# VU Meter with Peak Detection



## benny_profane (Sep 27, 2021)

I really enjoy building utility circuits: signal routers, mixers, patch boxes, etc.—anything that can open up different options without changing fundamental elements or introducing anything new.

Even though their real utility is debatable and there are many other (better) line monitors, analogue needle VU meters have always been interesting to me. The addition of the peak detection circuit makes this more versatile and helps give a quick visual indication of transient spikes to avoid nasty clipping with my headphone amp.

I found a cheap DC meter on ebay and worked from the schematic in Figure 9 here. The SENSITIVITY control is a panel control; CALIBRATION is a trimmer. The meter didn't have a backlight, so I made a small LED daughterboard, filed out some notches, and secured it to the meter housing. It's set it so that the backlight is on when the circuit is active.


----------



## JamieJ (Sep 28, 2021)

That is cool! Good work!


----------



## Cucurbitam0schata (Sep 28, 2021)

gorgeous work, there!


----------



## BuddytheReow (Sep 28, 2021)

Nice job!


----------



## fig (Sep 28, 2021)

That came out beautifully! Very very nice!


----------



## Feral Feline (Sep 28, 2021)

Love utility, & VU, & sparkle. Funtastic build!


----------



## Dan0h (Sep 28, 2021)

You sir are awesome. This is such a great idea.


----------



## benny_profane (Sep 28, 2021)

Dan0h said:


> You sir are awesome. This is such a great idea.

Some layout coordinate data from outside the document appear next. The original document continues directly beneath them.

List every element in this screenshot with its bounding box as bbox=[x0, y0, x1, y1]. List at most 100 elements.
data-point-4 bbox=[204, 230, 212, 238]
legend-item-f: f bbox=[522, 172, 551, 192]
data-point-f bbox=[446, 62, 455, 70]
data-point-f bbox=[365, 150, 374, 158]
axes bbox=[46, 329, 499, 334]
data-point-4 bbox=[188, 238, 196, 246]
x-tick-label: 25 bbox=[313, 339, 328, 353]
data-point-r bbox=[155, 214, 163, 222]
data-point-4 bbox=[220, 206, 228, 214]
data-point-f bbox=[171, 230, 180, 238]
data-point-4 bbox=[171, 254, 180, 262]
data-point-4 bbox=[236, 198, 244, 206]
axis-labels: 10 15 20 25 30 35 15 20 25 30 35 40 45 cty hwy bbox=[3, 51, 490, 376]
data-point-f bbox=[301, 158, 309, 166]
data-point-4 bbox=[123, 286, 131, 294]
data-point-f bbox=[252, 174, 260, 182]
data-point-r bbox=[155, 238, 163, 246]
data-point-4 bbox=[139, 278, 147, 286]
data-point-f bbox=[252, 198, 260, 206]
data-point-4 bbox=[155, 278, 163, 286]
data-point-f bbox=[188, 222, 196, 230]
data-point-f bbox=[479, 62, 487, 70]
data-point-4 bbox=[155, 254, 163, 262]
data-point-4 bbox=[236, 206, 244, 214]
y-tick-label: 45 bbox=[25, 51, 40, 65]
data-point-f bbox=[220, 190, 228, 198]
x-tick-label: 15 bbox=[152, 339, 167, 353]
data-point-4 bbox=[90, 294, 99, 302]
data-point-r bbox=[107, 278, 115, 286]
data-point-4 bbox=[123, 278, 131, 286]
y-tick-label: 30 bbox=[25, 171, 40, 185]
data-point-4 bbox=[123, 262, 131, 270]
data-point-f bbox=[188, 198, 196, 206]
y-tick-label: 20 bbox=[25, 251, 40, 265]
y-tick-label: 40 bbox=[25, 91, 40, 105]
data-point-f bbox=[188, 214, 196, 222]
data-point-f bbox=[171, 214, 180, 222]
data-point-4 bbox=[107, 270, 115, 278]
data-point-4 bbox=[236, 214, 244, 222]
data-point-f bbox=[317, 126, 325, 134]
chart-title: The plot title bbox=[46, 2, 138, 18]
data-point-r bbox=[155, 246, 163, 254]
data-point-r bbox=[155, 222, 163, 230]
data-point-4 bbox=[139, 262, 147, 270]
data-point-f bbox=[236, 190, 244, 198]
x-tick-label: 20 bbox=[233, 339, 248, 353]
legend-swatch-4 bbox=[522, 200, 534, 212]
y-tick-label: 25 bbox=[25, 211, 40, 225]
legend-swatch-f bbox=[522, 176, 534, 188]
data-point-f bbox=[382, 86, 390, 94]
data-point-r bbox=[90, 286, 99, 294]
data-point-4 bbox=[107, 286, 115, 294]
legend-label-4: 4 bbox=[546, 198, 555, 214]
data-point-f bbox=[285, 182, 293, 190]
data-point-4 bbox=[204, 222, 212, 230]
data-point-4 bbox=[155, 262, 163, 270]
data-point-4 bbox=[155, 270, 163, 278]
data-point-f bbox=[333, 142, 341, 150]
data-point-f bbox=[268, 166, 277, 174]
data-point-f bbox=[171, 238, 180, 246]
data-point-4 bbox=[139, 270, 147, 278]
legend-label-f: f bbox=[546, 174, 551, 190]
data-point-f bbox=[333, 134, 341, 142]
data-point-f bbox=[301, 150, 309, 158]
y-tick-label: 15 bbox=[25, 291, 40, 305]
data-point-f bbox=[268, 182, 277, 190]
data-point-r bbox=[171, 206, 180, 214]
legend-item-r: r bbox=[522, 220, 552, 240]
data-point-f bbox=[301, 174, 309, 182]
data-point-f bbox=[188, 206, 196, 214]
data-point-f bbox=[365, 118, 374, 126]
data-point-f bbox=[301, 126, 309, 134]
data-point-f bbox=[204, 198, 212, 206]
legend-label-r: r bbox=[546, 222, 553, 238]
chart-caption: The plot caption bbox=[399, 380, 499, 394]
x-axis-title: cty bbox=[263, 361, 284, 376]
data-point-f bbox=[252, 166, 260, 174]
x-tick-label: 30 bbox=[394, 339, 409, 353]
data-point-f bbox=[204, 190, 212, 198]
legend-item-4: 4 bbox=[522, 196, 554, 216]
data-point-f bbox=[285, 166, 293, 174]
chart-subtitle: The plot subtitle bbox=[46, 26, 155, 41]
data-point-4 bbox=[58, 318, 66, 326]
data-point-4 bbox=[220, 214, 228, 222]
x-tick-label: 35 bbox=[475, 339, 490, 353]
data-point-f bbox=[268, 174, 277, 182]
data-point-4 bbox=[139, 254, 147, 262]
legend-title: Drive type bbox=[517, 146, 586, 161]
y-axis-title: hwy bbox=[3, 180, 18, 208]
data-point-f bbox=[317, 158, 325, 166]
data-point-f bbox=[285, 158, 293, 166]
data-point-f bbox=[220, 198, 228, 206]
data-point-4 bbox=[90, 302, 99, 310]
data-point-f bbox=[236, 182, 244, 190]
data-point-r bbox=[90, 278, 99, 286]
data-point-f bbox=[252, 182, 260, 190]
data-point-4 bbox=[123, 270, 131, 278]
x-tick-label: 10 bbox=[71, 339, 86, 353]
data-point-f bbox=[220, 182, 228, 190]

I’ve got a vero layout I can post if you’re interested in trying it out!


----------



## Dan0h (Sep 28, 2021)

benny_profane said:


> I’ve got a vero layout I can post if you’re interested in trying it out!


For sure!


----------



## benny_profane (Sep 28, 2021)

The vero layout is attached. The 1k2 resistor is the CLR for the peak indicator LED and can be adjusted to taste. The 470nF cap determines how long the peak LED stays lit after the peak is detected and can be adjusted (I used a 1uF cap). See the notes for Figure 9 for more information. 

For the standing 1n4148 diode, the anode is connected to TL072 pin 1 and the cathode is connected to TL072 pin 2.


----------



## EGRENIER (Feb 5, 2022)

I've been thinking of something similar but using this board/LED vu level...









						14.08US $ |Diy 32 Led Music Electrical Level Indicator Vu Meter Audio Level Meter Kit For Amplifier Board Adjustable Light Speed Board Agc - Accessories - AliExpress
					

Smarter Shopping, Better Living!  Aliexpress.com




					www.aliexpress.com
				




What I can't figure out is what signal level can it take ?  Would a standard Pickup level signal work ?


----------



## benny_profane (Feb 5, 2022)

EGRENIER said:


> I've been thinking of something similar but using this board/LED vu level...
> 
> 
> 
> ...


It’s not apparent to me that it has an integrated driver, so you may have to supply that. It should be fine with instrument level—you’d just need to ensure that the driver circuit is constructed appropriately. Reference the site in the first post for more information there. The strip board layout above is adapted from one of those circuits.


----------



## EGRENIER (Feb 5, 2022)

benny_profane said:


> It’s not apparent to me that it has an integrated driver, so you may have to supply that. It should be fine with instrument level—you’d just need to ensure that the driver circuit is constructed appropriately. Reference the site in the first post for more information there. The strip board layout above is adapted from one of those circuits.


Yeah it's really hard to tell... However the board runs in 2 different modes, one is AGC mode which stands for Automatic Gain Control.  So if it can do automatic gain, wouldn't that be an indicator that it does ?

From the technical data I found:

It has dB mode(-40~16dB , for signal monitor) and AGC mode(super wide of AGC adaptive algorithm for better effect).


----------